The United Arab Emirates has ordered 94 people to be tried on charges of trying to seize power.
The attorney general said the suspects had formed a group that publicly called on people to observe the teachings and values of Islam, but in secret sought to overthrow the state.
He said they had links to foreigners, including the Muslim Brotherhood.
The UAE has arrested dozens of alleged dissidents, who have said they are victims of false accusations.
Political parties and demonstrations are banned in the UAE.
A statement from Attorney General Salem Saeed Kubaish said the suspects had used the media and social networking sites “to turn nationals (UAE citizens) against their government”.
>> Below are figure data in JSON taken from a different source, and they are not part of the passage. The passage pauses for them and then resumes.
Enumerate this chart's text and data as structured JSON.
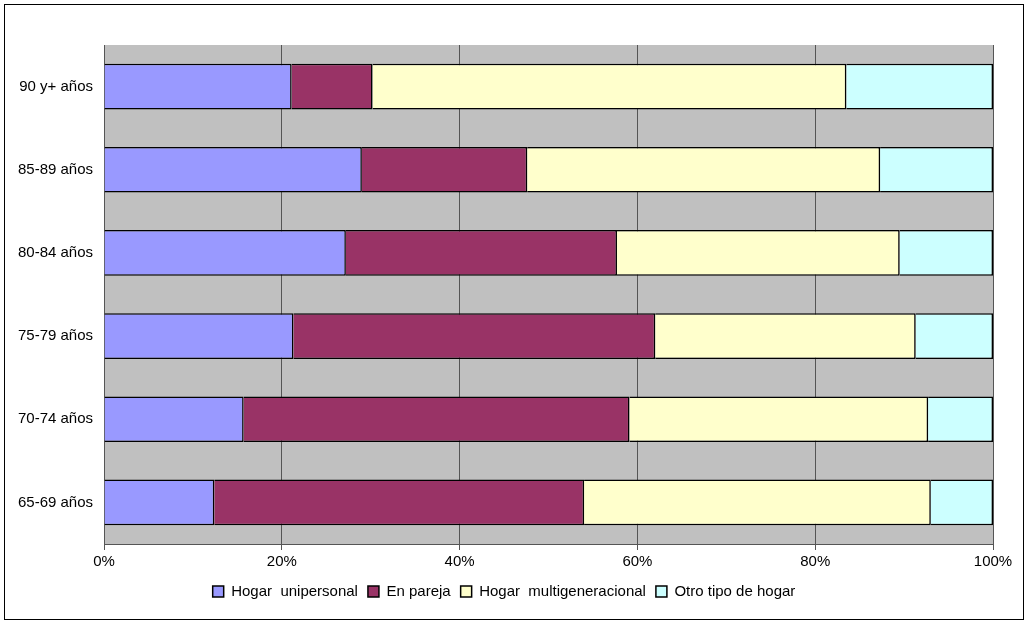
{
  "chart_data": {
    "type": "bar",
    "orientation": "horizontal",
    "stacked": true,
    "categories": [
      "90 y+ años",
      "85-89 años",
      "80-84 años",
      "75-79 años",
      "70-74 años",
      "65-69 años"
    ],
    "series": [
      {
        "name": "Hogar  unipersonal",
        "color": "#9999ff",
        "values": [
          21.1,
          29.0,
          27.2,
          21.3,
          15.7,
          12.4
        ]
      },
      {
        "name": "En pareja",
        "color": "#993366",
        "values": [
          9.1,
          18.6,
          30.5,
          40.7,
          43.4,
          41.6
        ]
      },
      {
        "name": "Hogar  multigeneracional",
        "color": "#ffffcc",
        "values": [
          53.3,
          39.7,
          31.8,
          29.3,
          33.6,
          39.0
        ]
      },
      {
        "name": "Otro tipo de hogar",
        "color": "#ccffff",
        "values": [
          16.5,
          12.7,
          10.5,
          8.7,
          7.3,
          7.0
        ]
      }
    ],
    "xlim": [
      0,
      100
    ],
    "xticks": [
      {
        "value": 0,
        "label": "0%"
      },
      {
        "value": 20,
        "label": "20%"
      },
      {
        "value": 40,
        "label": "40%"
      },
      {
        "value": 60,
        "label": "60%"
      },
      {
        "value": 80,
        "label": "80%"
      },
      {
        "value": 100,
        "label": "100%"
      }
    ],
    "grid": "x",
    "legend": "bottom"
  }
}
“They launched, established and ran an organisation seeking to oppose the basic principles of the UAE system of governance and to seize power,” it said.
It said the group raised money through property deals and religious contributions.
Last year authorities detained more than 60 civil society activists, many connected to al-Islah, an Islamist group alleged by the government to have links to the Muslim Brotherhood.
Al-Islah says it favours peaceful reform and denies links to the brotherhood.
The crackdown has triggered complaints from human rights groups.
The authorities have been accused of deporting and harassing human rights defenders, denying legal assistance to political detainees, and intimidating and deporting lawyers seeking to assist detainees.
An Emirati human rights activist who asked not to be named told the BBC, “This is a continuation of repression here and in the region against citizens calling peacefully for political reform and more freedom.”
He said that the 94 had been denied proper access to lawyers and mistreated while in custody. Fourteen of those being sent to trial are women, relatives of men previously arrested.
The activist said what he called the repression of the people would “not succeed in the long run”.
“It will scare people for some time but you cannot scare all of the people all of the time.”
The referral of the 94 to the UAE’s highest court means that the court’s decision is final and there is no right of appeal.
The UAE comprises seven sheikdoms run by ruling families.
Several of its Gulf neighbours – including Bahrain, Yemen, Oman and Saudi Arabia – were rocked by pro-democracy protests inspired by the revolutions in Tunisia and Egypt in 2011.